The day of the exam! I woke up early, my exam was at 0800 AM, ate some breakfast and had a tea. I then biked to my exam, which was about a 30 mins bike ride away. I ended up arriving 30 mins early for my exam. When I entered the testing centre I give the receptionist my ID and she asks me to sign my signature on an electronic pad. I sign in and she looks at my ID and she looks back at the signature and she's like, "these signatures don't match". I am a bit baffled, but she says that one letter is not the same. I don't really know what to do, so I start pulling out IDs trying to prove to her that I am who I say I am. I am sweating a fair bit at this point, thinking about how I am going to have to pay another $360 to take this exam (in Canada the NCLEX is $360!), just catastrophizing like crazy! Luckily, I have another ID that matches the signature and she agrees to let me in. But wow! I was getting a bit nervous. So, that was not the best start to my exam and needless to say I was a bit riled up as I walked to my desk. But I told myself it was ok, I took some deep breaths and I reminded myself to take my time and read each question slowly.
The test! The first few questions were OK. However, prior to the exam, I had imagined they would be a bit easier. I took my time with each question and read through them twice. As I progressed through the exam, I didn't notice a large jump in difficulty. I had a few medications that I had no idea what they were, priority questions and a fair number of SATAs (20 -25) but it didn't seem to be getting that much harder. When I did get a very difficult question I did give myself permission to get it wrong. I did this because I didn't want to psych myself out and dwell on wrong answers. I just chose the answer I thought best and moved on. It helped me stay focused and not lose morale. When I got to 75 questions and it didn't shut off, not only did I get a bit nervous because of that, but the questions also got easier! My test ended at 85 questions and the last 10 questions were quite basic and this really scared me!
As I walked out of the exam I was numb. I felt in my heart that there was no way that I passed that exam, especially since the questions got easier at the end. I called my friends and family and told them flat out that " i just failed my licencing exam". I cried all night. I had two job offers at that point and I was thinking of calling them and letting them know that I failed and wouldn't be able to start. I couldn't sleep. It was awful! Moreover, my program has a 98% pass rate on the NCLEX, so I was also feeling like a failure that I would be one of 2 or 3 people in our entire class to fail.
I wrote my exam around 0800 and around 1300 I decided to do the PVT. I entered my credit card and changed the expiry date, pressed submit and I got the good pop up. I still couldn't believe. After reading a few posts about the PVT, I also saw that it was best to do it later in the day in case they re-score your test. I waited a few more hours and tried again. This time, I must have entered the wrong credit card information because I got "invalid credit card number". In my sleep deprived state, I mistakenly thought that this was the bad pop up and felt devastated!

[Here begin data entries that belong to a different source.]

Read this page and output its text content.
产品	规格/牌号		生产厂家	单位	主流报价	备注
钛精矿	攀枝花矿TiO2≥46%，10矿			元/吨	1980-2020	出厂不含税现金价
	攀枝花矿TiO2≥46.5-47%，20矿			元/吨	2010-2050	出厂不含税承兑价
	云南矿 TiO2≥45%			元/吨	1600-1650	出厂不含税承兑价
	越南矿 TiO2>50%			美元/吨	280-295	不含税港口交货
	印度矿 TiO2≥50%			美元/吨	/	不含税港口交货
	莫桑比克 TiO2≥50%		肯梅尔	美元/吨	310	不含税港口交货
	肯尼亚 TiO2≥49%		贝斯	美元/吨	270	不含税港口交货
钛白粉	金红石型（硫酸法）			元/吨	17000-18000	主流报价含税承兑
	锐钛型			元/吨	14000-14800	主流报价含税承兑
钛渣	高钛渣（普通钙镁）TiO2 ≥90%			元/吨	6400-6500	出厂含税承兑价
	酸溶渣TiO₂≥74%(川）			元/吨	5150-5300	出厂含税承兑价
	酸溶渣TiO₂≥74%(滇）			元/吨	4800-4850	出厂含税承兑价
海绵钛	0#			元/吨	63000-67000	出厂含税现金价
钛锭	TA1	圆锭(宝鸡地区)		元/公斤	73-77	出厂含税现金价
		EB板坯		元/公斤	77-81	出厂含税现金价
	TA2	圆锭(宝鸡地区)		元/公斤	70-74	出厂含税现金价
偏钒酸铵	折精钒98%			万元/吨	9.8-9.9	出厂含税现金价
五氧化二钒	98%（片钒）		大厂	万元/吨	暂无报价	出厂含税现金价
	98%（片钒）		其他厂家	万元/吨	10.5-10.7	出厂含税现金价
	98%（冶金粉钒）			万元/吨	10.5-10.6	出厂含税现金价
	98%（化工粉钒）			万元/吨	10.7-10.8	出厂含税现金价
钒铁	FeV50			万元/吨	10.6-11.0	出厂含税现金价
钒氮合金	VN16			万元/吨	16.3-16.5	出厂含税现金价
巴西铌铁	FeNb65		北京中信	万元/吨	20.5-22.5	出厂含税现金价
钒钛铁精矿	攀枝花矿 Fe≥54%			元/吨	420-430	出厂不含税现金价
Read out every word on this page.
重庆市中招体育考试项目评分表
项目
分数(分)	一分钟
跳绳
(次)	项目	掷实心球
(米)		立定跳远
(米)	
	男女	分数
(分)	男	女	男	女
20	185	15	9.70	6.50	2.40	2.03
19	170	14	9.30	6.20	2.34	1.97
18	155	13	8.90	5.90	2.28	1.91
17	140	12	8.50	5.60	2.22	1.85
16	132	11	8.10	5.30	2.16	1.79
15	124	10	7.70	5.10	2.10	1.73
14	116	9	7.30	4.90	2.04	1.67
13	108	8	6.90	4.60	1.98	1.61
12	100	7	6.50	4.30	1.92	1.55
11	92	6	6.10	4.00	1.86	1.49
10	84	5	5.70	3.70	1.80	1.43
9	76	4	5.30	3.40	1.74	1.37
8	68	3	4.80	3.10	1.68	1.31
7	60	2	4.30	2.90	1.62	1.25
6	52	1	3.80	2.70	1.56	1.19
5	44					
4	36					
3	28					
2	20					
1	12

I tried to distract myself but I keep dwelling on it and was thinking about how I would change my study plan next time I took my exam, which programs I would purchase etc. Luckily, the next morning, 24 hours after my exam I tried again and this time entered the correct numbers and got the good pop up. I got my results on Friday and I passed!
I hope this helps out some new grads in some way, especially for test takers that get easier questions at the end of the exam. This does not mean you fail! It might just mean that the computer was making sure you knew basic things that it didn't ask earlier or you got an easy question wrong and they want to double check you know it. Also, the PVT appears to work in Canada, so all you Canucks can keep that in mind. Cheers!